Sport is vital to the economics of both free-to-air and pay television, invoking the fifth Ashes lesson that, in an echo of sport philosophers Roy Slaven and H.G. Nelson, there is far too little sport on television.

The match made in heaven that is television and sport has rarely been more conspicuous than when the Ashes coverage on Nine almost overlapped with the T20 Big Bash League (BBL) on Ten. On those days, 12 free TV hours were allocated to cricket, leaving only a few spare minutes on the screen of dreams to switch channels.

Both broadcasts were popular, with over 1.7 million metropolitan viewers tuning into one session of the third Ashes test in Perth, and the early BBL games receiving five-city metro audiences of more than 800,000.

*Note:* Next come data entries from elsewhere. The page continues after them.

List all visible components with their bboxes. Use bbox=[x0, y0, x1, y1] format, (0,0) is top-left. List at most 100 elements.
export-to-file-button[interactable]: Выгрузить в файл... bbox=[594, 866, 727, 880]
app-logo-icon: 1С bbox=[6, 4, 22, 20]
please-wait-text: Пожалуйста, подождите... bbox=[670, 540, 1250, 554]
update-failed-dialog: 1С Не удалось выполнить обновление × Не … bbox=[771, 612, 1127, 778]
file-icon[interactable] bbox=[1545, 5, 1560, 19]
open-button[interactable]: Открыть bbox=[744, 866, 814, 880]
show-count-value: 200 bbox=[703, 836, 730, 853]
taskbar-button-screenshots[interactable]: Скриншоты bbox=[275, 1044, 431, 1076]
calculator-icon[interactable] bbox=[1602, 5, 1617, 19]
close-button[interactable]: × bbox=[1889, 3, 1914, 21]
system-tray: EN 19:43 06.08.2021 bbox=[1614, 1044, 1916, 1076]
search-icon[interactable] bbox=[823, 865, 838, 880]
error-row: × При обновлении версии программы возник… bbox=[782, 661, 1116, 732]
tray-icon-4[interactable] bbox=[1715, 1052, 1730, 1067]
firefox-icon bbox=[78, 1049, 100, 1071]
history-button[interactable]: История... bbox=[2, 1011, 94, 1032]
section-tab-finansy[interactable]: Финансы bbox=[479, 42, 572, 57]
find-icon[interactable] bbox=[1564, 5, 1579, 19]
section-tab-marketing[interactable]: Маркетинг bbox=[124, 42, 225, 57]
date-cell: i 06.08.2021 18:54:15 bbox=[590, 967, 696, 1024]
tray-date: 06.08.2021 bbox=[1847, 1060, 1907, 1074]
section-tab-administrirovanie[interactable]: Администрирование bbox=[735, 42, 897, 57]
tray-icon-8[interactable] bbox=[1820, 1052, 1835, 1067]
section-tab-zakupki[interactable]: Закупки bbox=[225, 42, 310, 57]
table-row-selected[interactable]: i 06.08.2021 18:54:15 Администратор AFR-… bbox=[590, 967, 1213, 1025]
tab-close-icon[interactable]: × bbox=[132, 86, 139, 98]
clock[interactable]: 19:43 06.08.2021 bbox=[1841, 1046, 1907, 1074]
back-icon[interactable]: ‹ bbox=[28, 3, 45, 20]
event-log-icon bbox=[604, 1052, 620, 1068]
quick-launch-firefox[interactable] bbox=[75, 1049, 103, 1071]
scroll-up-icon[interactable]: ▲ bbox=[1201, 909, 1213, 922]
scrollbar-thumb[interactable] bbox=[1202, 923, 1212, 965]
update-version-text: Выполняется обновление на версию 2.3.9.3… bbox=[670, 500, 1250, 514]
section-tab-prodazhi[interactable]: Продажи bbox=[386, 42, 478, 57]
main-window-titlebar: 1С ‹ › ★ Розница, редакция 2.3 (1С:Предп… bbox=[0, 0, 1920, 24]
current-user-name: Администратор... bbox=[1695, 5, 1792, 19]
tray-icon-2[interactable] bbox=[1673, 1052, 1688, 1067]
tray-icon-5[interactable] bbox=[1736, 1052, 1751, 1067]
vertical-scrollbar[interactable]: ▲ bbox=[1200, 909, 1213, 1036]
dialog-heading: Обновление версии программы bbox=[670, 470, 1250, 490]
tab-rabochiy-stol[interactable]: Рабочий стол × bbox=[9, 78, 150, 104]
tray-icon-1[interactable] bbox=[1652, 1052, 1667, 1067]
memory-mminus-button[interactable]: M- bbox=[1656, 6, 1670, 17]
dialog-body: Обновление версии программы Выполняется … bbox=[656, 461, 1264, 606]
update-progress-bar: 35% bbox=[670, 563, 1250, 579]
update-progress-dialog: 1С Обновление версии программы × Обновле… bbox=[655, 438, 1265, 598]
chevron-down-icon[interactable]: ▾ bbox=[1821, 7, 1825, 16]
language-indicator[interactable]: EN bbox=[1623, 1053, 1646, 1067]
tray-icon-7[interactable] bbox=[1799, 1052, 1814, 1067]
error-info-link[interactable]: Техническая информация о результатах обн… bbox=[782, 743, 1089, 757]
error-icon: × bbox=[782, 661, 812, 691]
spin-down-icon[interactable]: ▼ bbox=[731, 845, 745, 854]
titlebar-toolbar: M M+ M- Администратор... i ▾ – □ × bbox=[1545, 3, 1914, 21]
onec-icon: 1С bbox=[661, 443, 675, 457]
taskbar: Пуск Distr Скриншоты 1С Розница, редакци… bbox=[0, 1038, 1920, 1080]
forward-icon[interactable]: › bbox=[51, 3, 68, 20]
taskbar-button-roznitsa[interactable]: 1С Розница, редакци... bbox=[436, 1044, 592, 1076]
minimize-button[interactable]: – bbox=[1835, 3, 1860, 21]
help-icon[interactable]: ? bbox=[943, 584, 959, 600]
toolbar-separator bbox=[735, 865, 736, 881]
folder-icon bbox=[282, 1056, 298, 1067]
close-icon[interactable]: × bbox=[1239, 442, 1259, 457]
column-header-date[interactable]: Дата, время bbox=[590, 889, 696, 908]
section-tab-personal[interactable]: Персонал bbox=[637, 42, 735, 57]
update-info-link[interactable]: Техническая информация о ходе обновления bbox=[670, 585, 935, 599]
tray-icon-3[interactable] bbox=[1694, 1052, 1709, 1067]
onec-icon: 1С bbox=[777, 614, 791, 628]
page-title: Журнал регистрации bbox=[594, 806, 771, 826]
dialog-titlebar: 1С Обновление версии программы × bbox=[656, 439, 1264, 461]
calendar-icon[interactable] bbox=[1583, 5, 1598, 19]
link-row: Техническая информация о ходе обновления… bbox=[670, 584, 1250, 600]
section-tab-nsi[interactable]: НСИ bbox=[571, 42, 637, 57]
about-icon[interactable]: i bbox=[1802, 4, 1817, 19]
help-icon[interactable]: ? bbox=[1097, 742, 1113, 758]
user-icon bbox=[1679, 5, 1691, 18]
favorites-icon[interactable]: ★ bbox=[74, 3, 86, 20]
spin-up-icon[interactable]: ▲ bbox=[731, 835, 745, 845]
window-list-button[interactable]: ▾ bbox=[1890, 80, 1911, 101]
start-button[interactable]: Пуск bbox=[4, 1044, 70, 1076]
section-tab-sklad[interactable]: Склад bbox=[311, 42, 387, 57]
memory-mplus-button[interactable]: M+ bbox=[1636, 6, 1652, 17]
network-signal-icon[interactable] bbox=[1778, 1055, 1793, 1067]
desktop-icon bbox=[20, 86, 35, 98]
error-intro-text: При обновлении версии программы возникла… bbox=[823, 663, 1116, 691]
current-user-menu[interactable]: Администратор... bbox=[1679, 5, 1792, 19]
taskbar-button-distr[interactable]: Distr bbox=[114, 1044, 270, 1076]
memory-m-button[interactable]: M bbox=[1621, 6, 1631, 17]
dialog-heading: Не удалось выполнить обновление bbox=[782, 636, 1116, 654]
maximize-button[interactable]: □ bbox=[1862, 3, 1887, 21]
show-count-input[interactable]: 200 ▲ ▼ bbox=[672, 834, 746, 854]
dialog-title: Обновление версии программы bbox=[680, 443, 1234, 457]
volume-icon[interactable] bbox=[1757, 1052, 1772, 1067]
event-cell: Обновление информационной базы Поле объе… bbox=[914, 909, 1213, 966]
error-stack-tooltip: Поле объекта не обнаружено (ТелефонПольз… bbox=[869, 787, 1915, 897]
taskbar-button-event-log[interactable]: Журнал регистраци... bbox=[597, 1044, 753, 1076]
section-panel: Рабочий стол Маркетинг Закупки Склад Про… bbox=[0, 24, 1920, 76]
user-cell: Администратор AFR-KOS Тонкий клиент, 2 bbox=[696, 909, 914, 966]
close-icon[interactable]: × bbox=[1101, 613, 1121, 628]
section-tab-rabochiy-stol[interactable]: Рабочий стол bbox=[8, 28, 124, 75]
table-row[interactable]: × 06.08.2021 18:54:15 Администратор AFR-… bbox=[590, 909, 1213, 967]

During and after the Ashes, 35 televised BBL games lead up to the final on February 7, supplemented by five one-day internationals and three men’s and women’s Twenty20 double headers. This is not to mention all the other coverage on subscription TV, online, mobile, radio and print platforms that cover these and sundry other sport events.

It will be dispiriting news for the sport-resistant that there are several billion reasons with dollar signs attached that media (especially television) and sport will continue to cling to each other for survival like sailors in storm-tossed Sydney-Hobart yacht races.

For those for whom sport is the staff of life, A-League football and 24-sport pay TV sport channels will sustain them until the Australian Open tennis tournament negotiates the awkward transition to coverage in all media of pre-season tournaments for Australian rules and rugby league.

Here endeth the sixth and final salutary Ashes lesson: that the only foolproof escape from media sport is an isolation tank.